Mas o passado é dolorido. O presente também o é, mas o futuro não é previsível, mesmo com toda a minha idade não posso prever o futuro, saber o que me aguarda na próxima esquina onde a morte pode me esperar. Será que ela existe realmente? Como deve ser? Essa tal morte será um ser como eu, incompreendido através dos tempos? Não conheço minha dona, sou escravo dessa morte que não conheço pois mato os que cruzam meu caminho. Sou o Senhor da Morte, lenda entre alguns povos por minhas grandes chacinas. Sempre visto onde morriam muitos. O deus da morte, que sátira para minha mente. Se soubessem o quanto sofro por isso, se tivessem noção do que é matar alguém por enxergar-se na mente dessa pessoa.

O tempo passa e eu me pergunto se o maior inimigo que possuo não sou eu mesmo. Como consigo conviver com meus modos? Sou rude, solitário, vazio mas cheio de sentimentos e ressentimentos. A pouco falei de amor, que eu amo alguém ou que um dia eu pude amar. Como soa contraditória essa frase. Não sei o que é o sentimento, como posso dizer que já o possuí?

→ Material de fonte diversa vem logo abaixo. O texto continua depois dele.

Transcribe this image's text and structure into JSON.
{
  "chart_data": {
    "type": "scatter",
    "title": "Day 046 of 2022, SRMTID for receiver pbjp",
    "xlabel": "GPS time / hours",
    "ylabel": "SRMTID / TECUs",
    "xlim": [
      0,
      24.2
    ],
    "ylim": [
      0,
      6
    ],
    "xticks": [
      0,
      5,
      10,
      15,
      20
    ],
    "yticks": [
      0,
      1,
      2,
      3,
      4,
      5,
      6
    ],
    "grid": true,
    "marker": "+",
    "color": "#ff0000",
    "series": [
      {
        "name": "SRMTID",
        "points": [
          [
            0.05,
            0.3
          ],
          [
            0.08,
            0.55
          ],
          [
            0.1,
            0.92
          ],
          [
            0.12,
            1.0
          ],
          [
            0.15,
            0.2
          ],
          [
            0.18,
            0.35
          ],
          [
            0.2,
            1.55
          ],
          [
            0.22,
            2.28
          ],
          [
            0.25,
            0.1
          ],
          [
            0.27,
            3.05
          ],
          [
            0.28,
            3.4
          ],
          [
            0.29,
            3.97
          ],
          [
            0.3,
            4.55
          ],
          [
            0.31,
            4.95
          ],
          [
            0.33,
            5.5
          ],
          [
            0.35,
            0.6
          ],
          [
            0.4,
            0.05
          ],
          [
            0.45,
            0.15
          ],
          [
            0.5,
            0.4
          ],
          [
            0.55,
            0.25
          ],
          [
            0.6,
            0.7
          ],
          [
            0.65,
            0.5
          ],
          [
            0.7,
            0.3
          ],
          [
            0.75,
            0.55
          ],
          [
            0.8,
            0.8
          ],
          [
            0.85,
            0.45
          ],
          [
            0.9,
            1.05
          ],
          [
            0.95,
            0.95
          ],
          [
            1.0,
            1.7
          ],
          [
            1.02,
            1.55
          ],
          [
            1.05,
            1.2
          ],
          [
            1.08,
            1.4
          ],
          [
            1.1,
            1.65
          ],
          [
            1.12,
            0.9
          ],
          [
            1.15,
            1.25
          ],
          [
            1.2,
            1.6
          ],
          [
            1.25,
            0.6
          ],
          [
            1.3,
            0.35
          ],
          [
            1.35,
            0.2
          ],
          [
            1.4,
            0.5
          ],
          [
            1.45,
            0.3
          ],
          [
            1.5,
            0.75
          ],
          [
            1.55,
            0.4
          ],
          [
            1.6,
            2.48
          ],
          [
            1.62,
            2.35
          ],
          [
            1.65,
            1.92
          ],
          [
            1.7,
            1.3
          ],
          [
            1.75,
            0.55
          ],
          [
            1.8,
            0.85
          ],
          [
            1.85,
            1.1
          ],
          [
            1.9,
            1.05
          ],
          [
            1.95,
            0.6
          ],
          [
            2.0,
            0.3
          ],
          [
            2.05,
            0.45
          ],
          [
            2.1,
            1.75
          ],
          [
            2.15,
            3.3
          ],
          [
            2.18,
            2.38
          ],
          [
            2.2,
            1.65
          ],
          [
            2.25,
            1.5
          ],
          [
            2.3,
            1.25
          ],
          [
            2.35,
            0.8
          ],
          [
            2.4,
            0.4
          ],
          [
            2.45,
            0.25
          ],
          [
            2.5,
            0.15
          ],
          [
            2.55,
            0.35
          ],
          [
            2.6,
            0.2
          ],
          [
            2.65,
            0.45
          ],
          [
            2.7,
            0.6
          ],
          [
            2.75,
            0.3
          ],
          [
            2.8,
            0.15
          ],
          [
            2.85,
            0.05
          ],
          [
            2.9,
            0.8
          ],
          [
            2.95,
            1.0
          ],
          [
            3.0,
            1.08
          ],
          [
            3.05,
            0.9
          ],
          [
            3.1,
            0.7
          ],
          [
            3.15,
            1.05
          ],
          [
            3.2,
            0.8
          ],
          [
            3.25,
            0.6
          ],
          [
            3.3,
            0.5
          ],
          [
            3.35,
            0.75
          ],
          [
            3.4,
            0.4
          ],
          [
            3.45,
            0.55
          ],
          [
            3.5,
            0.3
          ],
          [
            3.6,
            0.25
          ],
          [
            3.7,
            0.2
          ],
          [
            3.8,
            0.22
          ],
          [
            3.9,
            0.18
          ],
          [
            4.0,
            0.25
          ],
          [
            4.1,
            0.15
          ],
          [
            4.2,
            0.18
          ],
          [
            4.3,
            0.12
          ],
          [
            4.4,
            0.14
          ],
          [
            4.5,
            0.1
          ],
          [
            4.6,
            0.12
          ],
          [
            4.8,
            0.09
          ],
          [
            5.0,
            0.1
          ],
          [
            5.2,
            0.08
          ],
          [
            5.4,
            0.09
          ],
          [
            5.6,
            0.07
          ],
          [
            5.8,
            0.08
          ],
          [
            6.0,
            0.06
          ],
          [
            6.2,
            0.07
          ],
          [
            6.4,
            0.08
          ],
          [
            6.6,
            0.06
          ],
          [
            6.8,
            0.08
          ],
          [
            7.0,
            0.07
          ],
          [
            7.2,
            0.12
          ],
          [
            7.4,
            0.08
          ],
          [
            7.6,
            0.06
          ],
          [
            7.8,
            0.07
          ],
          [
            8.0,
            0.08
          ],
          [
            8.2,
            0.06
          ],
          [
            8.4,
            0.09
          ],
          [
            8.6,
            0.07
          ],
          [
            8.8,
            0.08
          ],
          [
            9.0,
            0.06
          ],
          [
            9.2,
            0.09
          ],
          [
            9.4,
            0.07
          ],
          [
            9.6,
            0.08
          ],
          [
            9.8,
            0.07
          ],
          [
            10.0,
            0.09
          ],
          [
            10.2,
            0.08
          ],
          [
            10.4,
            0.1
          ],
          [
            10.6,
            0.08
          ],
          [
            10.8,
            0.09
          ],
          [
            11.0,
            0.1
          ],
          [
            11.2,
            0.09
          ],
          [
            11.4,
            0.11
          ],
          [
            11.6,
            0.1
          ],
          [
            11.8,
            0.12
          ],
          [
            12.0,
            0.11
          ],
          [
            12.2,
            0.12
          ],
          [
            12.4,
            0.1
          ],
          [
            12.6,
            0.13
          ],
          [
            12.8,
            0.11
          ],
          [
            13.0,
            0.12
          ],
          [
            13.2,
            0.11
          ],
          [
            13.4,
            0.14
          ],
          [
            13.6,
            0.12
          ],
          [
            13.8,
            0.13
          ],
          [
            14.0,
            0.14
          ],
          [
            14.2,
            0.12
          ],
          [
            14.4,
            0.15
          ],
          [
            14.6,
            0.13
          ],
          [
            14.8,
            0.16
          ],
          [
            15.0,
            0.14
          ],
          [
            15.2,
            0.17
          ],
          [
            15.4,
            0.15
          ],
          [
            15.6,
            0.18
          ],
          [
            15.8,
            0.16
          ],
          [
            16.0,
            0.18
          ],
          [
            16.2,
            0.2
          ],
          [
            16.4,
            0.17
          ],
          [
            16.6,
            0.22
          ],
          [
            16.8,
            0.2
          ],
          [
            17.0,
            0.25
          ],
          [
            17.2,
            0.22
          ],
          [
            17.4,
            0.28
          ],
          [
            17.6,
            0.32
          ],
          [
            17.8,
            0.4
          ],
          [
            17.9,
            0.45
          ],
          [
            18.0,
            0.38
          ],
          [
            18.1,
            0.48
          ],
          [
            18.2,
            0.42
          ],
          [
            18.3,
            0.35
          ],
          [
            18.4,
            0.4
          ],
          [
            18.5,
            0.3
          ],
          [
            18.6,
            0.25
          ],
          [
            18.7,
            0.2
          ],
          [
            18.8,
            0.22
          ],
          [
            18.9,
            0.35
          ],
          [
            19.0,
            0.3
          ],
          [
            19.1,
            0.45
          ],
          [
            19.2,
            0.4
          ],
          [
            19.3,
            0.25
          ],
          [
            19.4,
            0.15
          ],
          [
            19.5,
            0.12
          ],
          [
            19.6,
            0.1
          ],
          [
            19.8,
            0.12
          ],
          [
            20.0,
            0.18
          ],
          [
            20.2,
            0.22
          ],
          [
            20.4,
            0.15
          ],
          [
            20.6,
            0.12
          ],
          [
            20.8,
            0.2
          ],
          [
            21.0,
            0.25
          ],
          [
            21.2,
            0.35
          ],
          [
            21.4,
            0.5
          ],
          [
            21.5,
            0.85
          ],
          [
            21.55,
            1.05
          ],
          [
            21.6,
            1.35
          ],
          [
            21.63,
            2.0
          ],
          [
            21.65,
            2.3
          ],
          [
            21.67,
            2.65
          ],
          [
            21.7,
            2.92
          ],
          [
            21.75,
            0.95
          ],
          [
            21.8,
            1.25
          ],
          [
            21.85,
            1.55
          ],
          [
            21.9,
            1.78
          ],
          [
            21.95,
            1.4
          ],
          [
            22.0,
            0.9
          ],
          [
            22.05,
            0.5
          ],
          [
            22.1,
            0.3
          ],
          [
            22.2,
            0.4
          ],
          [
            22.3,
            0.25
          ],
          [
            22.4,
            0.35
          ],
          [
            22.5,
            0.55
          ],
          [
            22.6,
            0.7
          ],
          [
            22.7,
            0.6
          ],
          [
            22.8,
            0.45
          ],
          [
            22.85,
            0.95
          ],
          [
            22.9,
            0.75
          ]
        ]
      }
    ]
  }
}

Mas estou aqui para contar não meus medos, meus receios e meus sentimentos, estou aqui para apresentar a todos vocês o Senhor da Morte, a lenda que não tem vida mas caminha perante a humanidade por decênios. O ser que caminhou antes do nascimento de muitas e muitas crianças, que trouxe a morte para estas. Que acompanhou vidas e as tirou. Um ser que não tem uma explicação que não tem uma consciência mas possuí uma fome incalculável, uma sede de sangue e morte que nenhum outro ser seria capaz de imaginar.

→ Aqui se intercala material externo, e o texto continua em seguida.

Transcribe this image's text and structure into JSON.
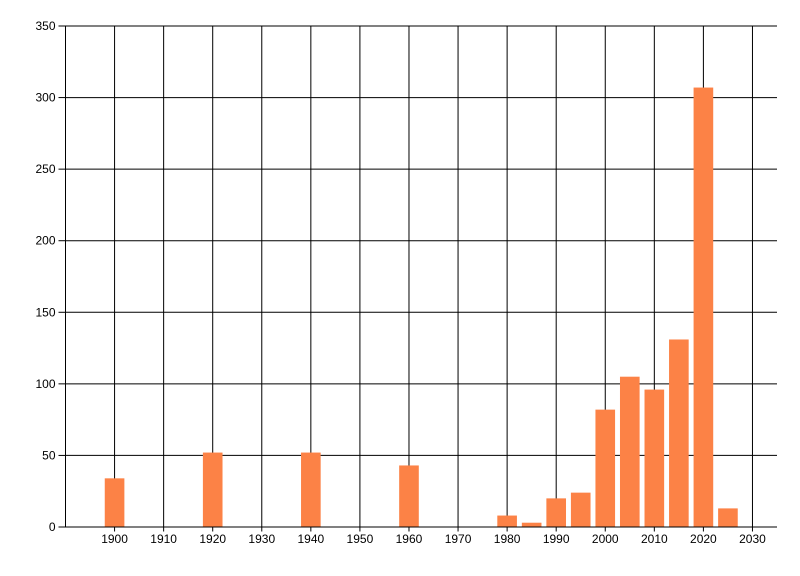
{
  "figure": {
    "background": "#ffffff"
  },
  "chart_data": {
    "type": "bar",
    "title": "",
    "xlabel": "",
    "ylabel": "",
    "x": [
      1900,
      1920,
      1940,
      1960,
      1980,
      1985,
      1990,
      1995,
      2000,
      2005,
      2010,
      2015,
      2020,
      2025
    ],
    "values": [
      34,
      52,
      52,
      43,
      8,
      3,
      20,
      24,
      82,
      105,
      96,
      131,
      307,
      13
    ],
    "xlim": [
      1890,
      2035
    ],
    "ylim": [
      0,
      350
    ],
    "xticks": [
      1900,
      1910,
      1920,
      1930,
      1940,
      1950,
      1960,
      1970,
      1980,
      1990,
      2000,
      2010,
      2020,
      2030
    ],
    "yticks": [
      0,
      50,
      100,
      150,
      200,
      250,
      300,
      350
    ],
    "bar_width_years": 4,
    "bar_color": "#FC8246",
    "grid_color": "#000000",
    "axis_color": "#000000",
    "background": "#ffffff",
    "grid": "on",
    "legend": "none"
  }
}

Um ser nascido do nada, alguém que só as marcas de dor profunda do passado deixam uma identidade, mas que também precisam ser esquecidas. E esse alguém sou eu, o Senhor da Morte, que caminha a noite e tira vidas e vidas, que não possuí piedade nem compaixão para os apavorados, mas que sua pior fraqueza seria o amor verdadeiro. Que história idiota essa minha, mas é a verdade. Algo que brota de meu coração e que sinto necessidade de expressar, quem sabe dessa forma, algum dia uma de minhas vítimas olhe nos meus olhos e me identifique e nesse dia... meu sofrimento desmorone.